DH | Court hears case filed by Statia politicians against Dutch State

De ex-gedeputeerden Charles Woodley (links) en Derrick Simmons met hun advocaat Jason Rogers I Foto BES-reporter


ST. EUSTATIUS–The deposed coalition of Progressive Labour Party (PLP) with Reuben Merkman in the Executive Council of St. Eustatius presented their case before a Judge in the Court of First Instance on Tuesday, requesting that the measures taken by the Dutch government in February to set aside the democratically elected officials be declared null and void.

The case was heard at Gertrude Judson Bicentennial Public Library with supporters of the deposed coalition government wearing T-shirts reading “Statia Proud and Confident.”

Plaintiffs present at the proceedings were former Island Council Members Clyde van Putten and Rechelline Leerdam, and former Commissioners Derrick Simmons Jr. and Charles Woodley. Merkman was off island for medical reasons.

The deposed island government asked that the Government Commissioners be withdrawn from office while the court case on the merits is being heard.

The injunction seeks to halt the government commissioners and the Dutch government from taking any further actions in Statia and demands the reinstatement of the legitimate island government until an election is held, or until the outcome of the main case is decided.

The plaintiffs sought clarification as to whether or not one of the lawyers representing the case for the Dutch State, Hans van Wijk is registered to practice within the Dutch Caribbean.

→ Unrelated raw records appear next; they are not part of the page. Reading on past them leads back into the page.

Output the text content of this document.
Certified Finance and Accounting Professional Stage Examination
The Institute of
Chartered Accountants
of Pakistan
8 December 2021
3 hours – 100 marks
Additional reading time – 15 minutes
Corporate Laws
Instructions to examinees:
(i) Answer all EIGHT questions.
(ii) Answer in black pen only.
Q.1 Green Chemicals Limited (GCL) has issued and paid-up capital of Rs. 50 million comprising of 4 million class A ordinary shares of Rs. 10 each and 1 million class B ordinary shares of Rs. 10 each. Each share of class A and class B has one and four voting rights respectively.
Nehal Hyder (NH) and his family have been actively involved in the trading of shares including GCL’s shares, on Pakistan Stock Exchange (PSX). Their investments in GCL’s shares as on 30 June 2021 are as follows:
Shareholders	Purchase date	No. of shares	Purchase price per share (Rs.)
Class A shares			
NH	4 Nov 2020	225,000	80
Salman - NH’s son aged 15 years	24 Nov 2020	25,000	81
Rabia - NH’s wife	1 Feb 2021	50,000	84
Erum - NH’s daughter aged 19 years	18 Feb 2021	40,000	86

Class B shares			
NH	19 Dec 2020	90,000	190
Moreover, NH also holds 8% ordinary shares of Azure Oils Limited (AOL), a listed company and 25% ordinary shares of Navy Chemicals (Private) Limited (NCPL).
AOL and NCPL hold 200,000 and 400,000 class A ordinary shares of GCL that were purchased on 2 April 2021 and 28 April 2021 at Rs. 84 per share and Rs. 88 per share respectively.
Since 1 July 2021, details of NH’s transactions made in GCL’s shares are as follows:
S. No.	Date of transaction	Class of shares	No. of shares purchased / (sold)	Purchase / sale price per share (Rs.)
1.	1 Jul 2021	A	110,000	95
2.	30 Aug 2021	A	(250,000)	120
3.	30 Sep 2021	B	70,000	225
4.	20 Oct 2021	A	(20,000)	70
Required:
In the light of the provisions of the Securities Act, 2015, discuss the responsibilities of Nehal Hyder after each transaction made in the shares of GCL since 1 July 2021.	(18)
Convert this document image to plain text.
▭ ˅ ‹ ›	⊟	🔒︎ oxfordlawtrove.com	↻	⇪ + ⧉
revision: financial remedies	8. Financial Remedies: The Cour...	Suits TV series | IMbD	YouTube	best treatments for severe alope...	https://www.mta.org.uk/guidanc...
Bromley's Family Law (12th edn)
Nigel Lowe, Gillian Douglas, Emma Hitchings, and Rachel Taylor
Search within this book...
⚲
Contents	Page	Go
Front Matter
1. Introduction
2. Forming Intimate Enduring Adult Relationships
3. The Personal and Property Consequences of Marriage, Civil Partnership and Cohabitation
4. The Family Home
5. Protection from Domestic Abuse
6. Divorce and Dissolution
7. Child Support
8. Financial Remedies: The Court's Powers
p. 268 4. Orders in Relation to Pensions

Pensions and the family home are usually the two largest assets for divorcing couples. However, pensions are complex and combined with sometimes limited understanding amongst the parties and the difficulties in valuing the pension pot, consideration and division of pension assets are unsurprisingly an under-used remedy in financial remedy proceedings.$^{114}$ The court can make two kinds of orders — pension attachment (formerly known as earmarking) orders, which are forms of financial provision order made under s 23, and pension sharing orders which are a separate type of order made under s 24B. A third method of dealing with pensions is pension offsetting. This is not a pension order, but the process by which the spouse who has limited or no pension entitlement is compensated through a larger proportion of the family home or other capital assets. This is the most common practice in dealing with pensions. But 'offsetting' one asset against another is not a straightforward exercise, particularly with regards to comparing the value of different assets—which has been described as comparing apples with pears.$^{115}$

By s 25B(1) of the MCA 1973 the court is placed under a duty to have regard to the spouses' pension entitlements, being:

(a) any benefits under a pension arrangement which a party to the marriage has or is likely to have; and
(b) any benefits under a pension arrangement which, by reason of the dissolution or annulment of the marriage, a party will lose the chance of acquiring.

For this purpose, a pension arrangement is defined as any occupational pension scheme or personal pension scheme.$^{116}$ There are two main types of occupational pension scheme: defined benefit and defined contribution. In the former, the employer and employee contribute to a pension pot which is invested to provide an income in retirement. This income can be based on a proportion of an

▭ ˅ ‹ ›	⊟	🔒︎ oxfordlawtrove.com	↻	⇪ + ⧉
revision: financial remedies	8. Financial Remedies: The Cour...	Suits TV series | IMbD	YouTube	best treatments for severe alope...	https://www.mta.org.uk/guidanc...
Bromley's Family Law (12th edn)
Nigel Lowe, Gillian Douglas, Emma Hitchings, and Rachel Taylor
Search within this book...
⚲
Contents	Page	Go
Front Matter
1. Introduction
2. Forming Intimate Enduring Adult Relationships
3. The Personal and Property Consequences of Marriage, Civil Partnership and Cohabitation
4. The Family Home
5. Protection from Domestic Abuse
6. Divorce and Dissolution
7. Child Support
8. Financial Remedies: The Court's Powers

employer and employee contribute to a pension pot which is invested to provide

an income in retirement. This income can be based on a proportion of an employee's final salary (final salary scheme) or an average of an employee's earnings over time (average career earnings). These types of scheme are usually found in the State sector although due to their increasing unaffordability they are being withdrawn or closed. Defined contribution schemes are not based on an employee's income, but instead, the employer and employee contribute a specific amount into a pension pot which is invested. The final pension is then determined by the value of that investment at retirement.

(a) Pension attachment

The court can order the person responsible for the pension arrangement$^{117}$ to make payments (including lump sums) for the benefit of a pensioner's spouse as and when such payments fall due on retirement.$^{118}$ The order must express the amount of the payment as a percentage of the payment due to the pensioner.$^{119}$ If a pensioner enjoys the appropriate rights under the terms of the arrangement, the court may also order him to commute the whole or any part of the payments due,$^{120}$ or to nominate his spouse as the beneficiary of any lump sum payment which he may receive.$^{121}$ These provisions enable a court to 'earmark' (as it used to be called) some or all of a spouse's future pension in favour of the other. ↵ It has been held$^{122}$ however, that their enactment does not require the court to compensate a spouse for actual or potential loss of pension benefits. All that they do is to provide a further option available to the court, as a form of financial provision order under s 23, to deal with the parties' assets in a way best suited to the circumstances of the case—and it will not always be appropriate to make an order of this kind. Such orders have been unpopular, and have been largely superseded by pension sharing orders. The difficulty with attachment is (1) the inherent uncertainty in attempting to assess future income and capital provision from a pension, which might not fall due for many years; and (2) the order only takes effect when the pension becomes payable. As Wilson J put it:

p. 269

It emerged that even though Van Wijk is not registered, the court granted him permission to assist his colleague Charles Rutte.

The plaintiffs made reference to a recent ruling in Curaçao in which a lawyer not registered to practice in that country was denied the opportunity to argue a case. Subsequently, the plaintiffs stated their objections to Van Wijk arguing the case, but the judge stated that she would allow him to speak.

The plaintiffs argue that national law can never supersede international law whereby the Dutch government, signatory to the United Nations Charter, is obliged to recognize and respect Statia’s right to self-government based on Article 73 of the Charter and other relevant resolutions and treaties.

They claim that the Temporary Law on Neglect is also in contravention to the relevant international laws. They also said the people’s democratic rights were taken away when it was decided that no election was to be held in Statia in March 2019.

Van Wijk argued that Article 73 of the UN Charter does not apply because the islands of the former Netherlands Antilles were declared self-governing with the emergence of the Kingdom Charter.

It was further argued that the temporary law to dissolve the democratically elected government is in accordance with Dutch law, as Statia is legally part of the Dutch Constitution. Van Wijk stated that such a measure could also be taken in municipalities in the Netherlands.

It was further argued that the temporary act does not take away the people of Statia’s right of self-government.

Van Wijk stated that the measures taken by the Dutch government were based on the report of the Wise Men. He also argued that there is currently no urgency to the case, in light of the fact that the court injunction was filed months after the Dutch measures were taken.

The Judge will give her decision in the injunction on December 11. That same day the initial court case will be heard after the Dutch State requested yet another extension.